Wien,New York, Niigata
田中長徳 著
アルファベータ
 IPCが倒産して長らく手に入らなかったがアルファベータからの再発版です。数年前に一度目にしたのですが買いそびれて以来図書館のお世話になっていたのですが、やっと今年一冊を見つけ購入しました。チョートク氏の写真集では下記の「ウイーンとライカの日々」と共に最も好きな写真集です。

ウイーンとライカの日々
田中長徳 著
日本カメラ社
 ウイーン在住中の1973年〜80年までのタイトル通りのライカで撮影(実際はローライやミノルタ他もあり)されたウイーンである。場所的にも経済的にもフィルムや印画紙のいいものが手に入らなかった状況であったらしいが時間だけはたっぷりあったチョートク氏二十代の作品。

無国籍地−1954
奈良原一高 著
クレオ

 奈良原一高氏の処女作。
大阪の砲兵工廠と王子の軍需工場の廃墟を撮影したもの。
モノクロで無ければならない必然がこの写真集にはあります。

 すべてを失ったものの持つ安らぎがあった。もう失うものは何も無い、静謐さだけがそこにあった。(あとがきより)


午後の最後の日射
渡部さとる 著
モール
 彼は島に行って何を見ているのだろうか、表面的には疲れた心と体を癒す旅であるが内面的にはふるさとを求める旅ではないだろうか。ふるさとは実際に自分が生まれ育った場所である必要は無い。渡部さとる氏や北井一夫氏が求めているものも、それであると思う。このような写真を常々撮りたいと思っているのですが・・・。
 渡部さとる氏からサインを戴いた宝物です。

ロベール・ドアノー
ジャン=クロード・ゴートラン 著
TASCHEN
 1912-1994のドアノーの写真をまとめたものです。A5判サイズの小さな写真集ですが、内容は侮れません。¥1,312と買いやすい値段です。ぜひ、お勧めです。

彼岸は廻る
森山大道 写真
現代企画室
 越後妻有(えちごつまり)で行われた、作/演出クリスティアン・バスティアンスによる「真実のリア王」の写真記録を森山大道がしたものです。里山の部分はカラーで記録部分はモノクロームで撮影されている。モノクロ写真のツブツブ感がいいんだな。なんて言ってる人は私と一緒で変なやつです。よく分からないと言うあなたは正常です。

三里塚
北井一夫 著
ワイズ出版
 北井一夫氏の有名な写真集です。東京新空港建設反対の闘争を追った写真集なのだが後の「村へ」等に通じるふるさとに生きる人々の生活が映し出されています。
 現在この様な闘争を経て建設された成田空港が不便ゆえに国際線の機能を羽田に戻そうとしています。政治空港の顕著な例です。

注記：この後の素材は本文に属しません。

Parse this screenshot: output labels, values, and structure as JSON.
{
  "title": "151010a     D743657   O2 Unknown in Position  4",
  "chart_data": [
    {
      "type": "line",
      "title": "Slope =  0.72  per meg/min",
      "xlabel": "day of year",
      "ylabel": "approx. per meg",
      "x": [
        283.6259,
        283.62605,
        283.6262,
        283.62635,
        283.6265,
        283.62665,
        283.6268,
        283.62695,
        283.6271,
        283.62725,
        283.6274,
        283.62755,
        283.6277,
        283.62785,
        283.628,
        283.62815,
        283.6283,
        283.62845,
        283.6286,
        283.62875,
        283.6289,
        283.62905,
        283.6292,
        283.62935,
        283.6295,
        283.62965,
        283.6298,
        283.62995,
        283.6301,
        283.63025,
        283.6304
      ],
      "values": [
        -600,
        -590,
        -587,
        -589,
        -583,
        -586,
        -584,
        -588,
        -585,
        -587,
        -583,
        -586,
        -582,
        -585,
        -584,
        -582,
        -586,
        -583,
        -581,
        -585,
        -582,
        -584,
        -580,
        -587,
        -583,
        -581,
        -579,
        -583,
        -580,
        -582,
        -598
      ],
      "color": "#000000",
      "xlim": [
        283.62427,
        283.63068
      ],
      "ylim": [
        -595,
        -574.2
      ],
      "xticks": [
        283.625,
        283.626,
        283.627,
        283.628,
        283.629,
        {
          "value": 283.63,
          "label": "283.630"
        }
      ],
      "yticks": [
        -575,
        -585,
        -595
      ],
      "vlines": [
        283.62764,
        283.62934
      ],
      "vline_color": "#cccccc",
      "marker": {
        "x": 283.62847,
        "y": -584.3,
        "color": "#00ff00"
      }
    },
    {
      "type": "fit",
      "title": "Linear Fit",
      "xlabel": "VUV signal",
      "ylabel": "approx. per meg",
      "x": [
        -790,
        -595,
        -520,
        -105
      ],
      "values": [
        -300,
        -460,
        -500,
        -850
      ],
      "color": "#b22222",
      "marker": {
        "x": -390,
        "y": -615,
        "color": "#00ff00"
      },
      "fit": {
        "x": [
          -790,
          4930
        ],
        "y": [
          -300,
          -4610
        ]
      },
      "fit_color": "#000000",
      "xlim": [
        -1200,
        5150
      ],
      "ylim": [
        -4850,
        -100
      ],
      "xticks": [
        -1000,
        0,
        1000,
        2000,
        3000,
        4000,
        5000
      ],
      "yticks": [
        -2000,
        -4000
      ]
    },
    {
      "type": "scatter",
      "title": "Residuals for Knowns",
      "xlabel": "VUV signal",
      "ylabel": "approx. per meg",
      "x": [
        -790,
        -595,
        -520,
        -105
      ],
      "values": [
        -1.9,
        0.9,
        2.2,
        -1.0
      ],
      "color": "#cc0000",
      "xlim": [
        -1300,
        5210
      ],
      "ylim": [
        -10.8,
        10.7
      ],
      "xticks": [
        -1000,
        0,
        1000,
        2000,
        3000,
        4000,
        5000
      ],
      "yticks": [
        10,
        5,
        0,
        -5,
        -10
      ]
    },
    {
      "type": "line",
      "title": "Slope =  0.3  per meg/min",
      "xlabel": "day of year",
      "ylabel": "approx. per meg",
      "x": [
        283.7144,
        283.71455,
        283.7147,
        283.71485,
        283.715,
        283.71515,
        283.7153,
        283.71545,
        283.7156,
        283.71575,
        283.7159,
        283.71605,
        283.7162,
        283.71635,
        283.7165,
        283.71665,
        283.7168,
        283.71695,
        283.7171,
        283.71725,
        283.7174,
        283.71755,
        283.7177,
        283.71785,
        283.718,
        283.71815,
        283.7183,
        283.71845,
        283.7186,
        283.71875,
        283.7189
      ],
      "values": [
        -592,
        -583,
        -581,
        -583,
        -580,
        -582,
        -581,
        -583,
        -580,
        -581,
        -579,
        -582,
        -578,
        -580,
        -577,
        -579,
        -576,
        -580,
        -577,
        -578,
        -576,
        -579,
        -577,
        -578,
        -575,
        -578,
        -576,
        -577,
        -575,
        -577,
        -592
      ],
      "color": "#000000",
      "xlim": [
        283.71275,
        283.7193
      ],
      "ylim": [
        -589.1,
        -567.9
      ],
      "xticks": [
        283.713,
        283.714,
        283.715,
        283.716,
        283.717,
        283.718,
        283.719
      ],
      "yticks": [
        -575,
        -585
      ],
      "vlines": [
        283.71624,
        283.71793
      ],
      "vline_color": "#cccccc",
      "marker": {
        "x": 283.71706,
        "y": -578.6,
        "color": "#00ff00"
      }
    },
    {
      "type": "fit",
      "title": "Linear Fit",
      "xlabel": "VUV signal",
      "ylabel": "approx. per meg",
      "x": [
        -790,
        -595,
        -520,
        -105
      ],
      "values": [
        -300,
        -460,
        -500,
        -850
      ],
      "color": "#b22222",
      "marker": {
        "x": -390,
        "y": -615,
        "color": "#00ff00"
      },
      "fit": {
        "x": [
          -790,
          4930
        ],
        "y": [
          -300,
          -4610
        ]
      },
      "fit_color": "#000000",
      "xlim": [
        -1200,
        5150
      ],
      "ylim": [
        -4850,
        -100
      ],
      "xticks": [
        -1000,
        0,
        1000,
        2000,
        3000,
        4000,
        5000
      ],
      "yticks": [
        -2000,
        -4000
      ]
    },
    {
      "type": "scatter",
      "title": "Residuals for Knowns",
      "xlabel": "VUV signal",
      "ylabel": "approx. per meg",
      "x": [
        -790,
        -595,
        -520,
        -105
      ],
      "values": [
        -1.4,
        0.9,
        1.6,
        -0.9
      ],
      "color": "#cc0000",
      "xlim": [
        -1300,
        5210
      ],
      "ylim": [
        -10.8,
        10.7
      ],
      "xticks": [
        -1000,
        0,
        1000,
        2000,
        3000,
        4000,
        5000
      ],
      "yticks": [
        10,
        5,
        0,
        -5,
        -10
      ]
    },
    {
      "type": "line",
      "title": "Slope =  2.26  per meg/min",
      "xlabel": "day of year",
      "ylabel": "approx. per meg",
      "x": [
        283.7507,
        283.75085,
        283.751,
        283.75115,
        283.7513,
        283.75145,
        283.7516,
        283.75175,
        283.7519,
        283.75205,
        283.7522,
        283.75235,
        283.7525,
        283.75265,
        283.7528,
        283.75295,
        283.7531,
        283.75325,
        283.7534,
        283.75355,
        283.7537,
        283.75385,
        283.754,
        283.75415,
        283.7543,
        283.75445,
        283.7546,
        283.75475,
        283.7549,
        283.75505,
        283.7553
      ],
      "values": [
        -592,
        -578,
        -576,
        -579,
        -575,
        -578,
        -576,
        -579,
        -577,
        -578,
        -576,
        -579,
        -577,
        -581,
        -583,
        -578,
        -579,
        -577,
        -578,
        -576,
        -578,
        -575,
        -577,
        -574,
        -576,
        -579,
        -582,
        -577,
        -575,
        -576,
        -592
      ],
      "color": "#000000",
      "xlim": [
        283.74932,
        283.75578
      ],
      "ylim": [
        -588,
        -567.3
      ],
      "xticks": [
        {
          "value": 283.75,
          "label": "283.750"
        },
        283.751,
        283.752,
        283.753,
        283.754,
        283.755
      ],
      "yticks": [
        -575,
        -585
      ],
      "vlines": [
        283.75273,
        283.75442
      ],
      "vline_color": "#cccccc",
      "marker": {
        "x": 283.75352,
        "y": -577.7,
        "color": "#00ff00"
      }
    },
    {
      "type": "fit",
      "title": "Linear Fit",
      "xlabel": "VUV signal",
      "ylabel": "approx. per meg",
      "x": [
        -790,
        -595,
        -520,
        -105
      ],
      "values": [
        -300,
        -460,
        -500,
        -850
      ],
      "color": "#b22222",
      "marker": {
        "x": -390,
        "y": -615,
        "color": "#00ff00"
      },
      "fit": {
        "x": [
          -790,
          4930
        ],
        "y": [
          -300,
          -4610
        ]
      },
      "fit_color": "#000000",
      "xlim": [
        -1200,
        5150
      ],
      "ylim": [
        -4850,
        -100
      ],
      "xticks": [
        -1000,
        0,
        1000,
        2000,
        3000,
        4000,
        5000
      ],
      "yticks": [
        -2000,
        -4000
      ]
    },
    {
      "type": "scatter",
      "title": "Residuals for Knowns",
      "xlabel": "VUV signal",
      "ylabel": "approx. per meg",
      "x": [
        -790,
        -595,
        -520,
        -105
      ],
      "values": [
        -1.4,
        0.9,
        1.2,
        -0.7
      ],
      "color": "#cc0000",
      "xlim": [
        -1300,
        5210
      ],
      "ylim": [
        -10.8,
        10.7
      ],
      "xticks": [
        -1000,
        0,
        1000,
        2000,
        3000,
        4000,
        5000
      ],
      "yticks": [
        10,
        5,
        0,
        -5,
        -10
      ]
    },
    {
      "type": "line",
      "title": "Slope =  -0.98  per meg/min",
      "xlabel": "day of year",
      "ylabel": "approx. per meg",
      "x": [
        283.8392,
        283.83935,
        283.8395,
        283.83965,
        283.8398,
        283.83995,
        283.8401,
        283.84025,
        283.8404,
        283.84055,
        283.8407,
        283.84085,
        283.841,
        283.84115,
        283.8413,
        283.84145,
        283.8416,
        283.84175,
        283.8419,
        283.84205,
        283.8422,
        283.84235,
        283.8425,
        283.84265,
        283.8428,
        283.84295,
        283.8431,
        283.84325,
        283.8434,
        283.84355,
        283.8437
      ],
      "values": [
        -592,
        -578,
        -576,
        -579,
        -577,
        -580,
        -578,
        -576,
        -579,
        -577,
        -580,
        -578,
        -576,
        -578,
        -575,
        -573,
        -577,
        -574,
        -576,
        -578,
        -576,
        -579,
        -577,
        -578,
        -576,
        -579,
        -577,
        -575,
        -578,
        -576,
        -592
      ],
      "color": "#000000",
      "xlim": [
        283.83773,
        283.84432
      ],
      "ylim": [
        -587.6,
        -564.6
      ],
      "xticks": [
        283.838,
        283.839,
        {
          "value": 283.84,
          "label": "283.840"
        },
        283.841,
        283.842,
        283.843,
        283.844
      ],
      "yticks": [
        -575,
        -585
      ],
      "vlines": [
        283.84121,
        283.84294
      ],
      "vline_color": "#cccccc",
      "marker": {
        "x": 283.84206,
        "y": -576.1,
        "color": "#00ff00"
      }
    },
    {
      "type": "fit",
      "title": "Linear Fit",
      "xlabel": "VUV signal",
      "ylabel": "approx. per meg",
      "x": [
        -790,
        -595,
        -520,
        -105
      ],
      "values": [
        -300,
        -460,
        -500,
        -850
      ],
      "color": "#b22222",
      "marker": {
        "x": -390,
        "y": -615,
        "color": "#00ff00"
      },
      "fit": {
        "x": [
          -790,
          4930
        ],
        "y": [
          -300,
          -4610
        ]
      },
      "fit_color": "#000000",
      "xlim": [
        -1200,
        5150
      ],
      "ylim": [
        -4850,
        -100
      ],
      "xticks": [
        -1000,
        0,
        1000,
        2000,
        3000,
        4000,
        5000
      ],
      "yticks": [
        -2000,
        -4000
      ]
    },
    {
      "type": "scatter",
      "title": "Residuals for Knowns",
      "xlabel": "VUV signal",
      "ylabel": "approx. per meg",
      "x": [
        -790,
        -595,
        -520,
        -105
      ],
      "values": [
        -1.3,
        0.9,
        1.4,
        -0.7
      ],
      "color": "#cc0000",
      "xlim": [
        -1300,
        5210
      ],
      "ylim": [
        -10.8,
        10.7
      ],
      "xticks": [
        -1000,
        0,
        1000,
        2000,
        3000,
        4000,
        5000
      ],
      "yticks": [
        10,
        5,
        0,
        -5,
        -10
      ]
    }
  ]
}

Andre Kertesz His Life and Work
Pierre Borhan 著
A Bulfinch Press Book
 1894年ハンガリーのブダペストの生まれ1985年死去した。自分の撮りたいものを撮りたいように撮り続けた写真家。ルポルタージュ、芸術という言葉から一番遠い写真家である。「生まれながらにして自分は写真家だ」と言う通り彼の撮ったものすべてがケルテススタイルです。日常を撮る方々にはぜひ見て欲しい写真家です。

Henri Cartier-Bresson IN INDIA
Satyajit Ray 著
BULFINCH
 ブレッソンのインドの写真集です。ヨーロッパ人にとっては不思議の国のようです。
私が言うのもなんですがブレッソンはやっぱりうまいねぇ〜。